It was a hot weekend, and David wanted to make ice cream. I didn’t tell him that after we make the ice cream we would have to freeze it and not be able to eat it right away until it was too late. But he wasn’t too mad at me, because we conceived a pretty awesome ice cream flavor: chocolate hazelnut banana. We used an existing chocolate ice cream recipe and added our awesome twist!
We bought some hazelnuts from a little market on 1st Avenue; I didn’t want to splurge on the already roasted kind, so I bought the raw ones and roasted and peeled them myself. I’m so frugal!
Feel free to use your favorite chocolate ice cream recipe and add a chopped banana some hazelnuts in during the last few minutes of freezing. Our recipe isn’t too chocolatey. It’s a good companion for the other flavors in here, because nothing overpowers another flavor or texture. Or take a shortcut and defrost your favorite ice cream a bit, add your add-ins, and re-freeze. We won’t tell anyone!

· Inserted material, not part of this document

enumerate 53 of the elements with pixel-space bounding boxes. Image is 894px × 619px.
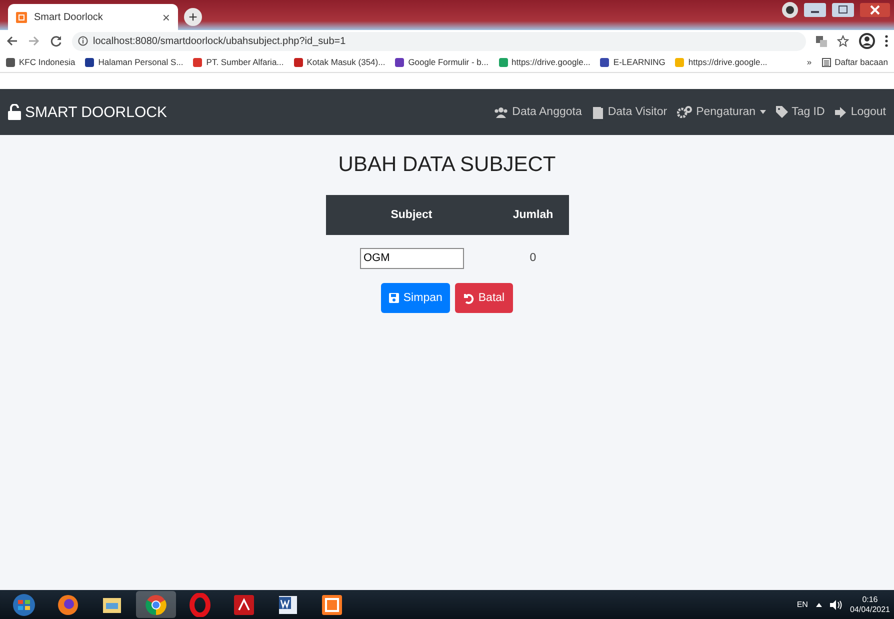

Chocolate Hazelnut Banana Ice Cream loosely adapted from Delicious Ice Cream
Ingredients:
- 1 1/4 cups milk
- 1 vanilla bean
- 3 1/2 ounces semisweet chocolate
- 3 egg yolks
- 1/2 cup sugar
- 1 1/4 cups heavy cream
- heaping 1/2 cup roasted, peeled hazelnuts
- 1 banana, chopped
Directions:
- Heat milk in a large saucepan. Split open the vanilla bean and scrape seeds into the milk. Add whole bean into the milk and heat. Remove from heat right before boiling and let stand for 30 minutes.
- Take the vanilla bean out of the milk and add chocolate in pieces, heating and stirring constantly until smooth.
- Whisk the egg yolks and vanilla in a large bowl or the bowl of your stand mixture until pale and the mixture leaves a trail when whisk is lifted. Slowly add the chocolate mixture into the egg mixture, stirring constantly.
- Strain the mixture into a clean saucepan and cook over low heat for 10 to 15 minutes, stirring constantly, or until it thickens enough to coat the back of a wooden spoon. Do not let it boil!
- Remove custard from heat and let col for at least 1 hour, occasionally stirring to prevent a skin from forming on top.
- Whip the cream until it holds its shape and refrigerate until ready to use.
- Fold the whipped cream into the cold custard, then churn the mixture in your ice cream maker according to instructions. Add nuts and banana during the last 5 minutes of freezing.
- Put the ice cream in a covered container and freeze in the freezer for at least two hours.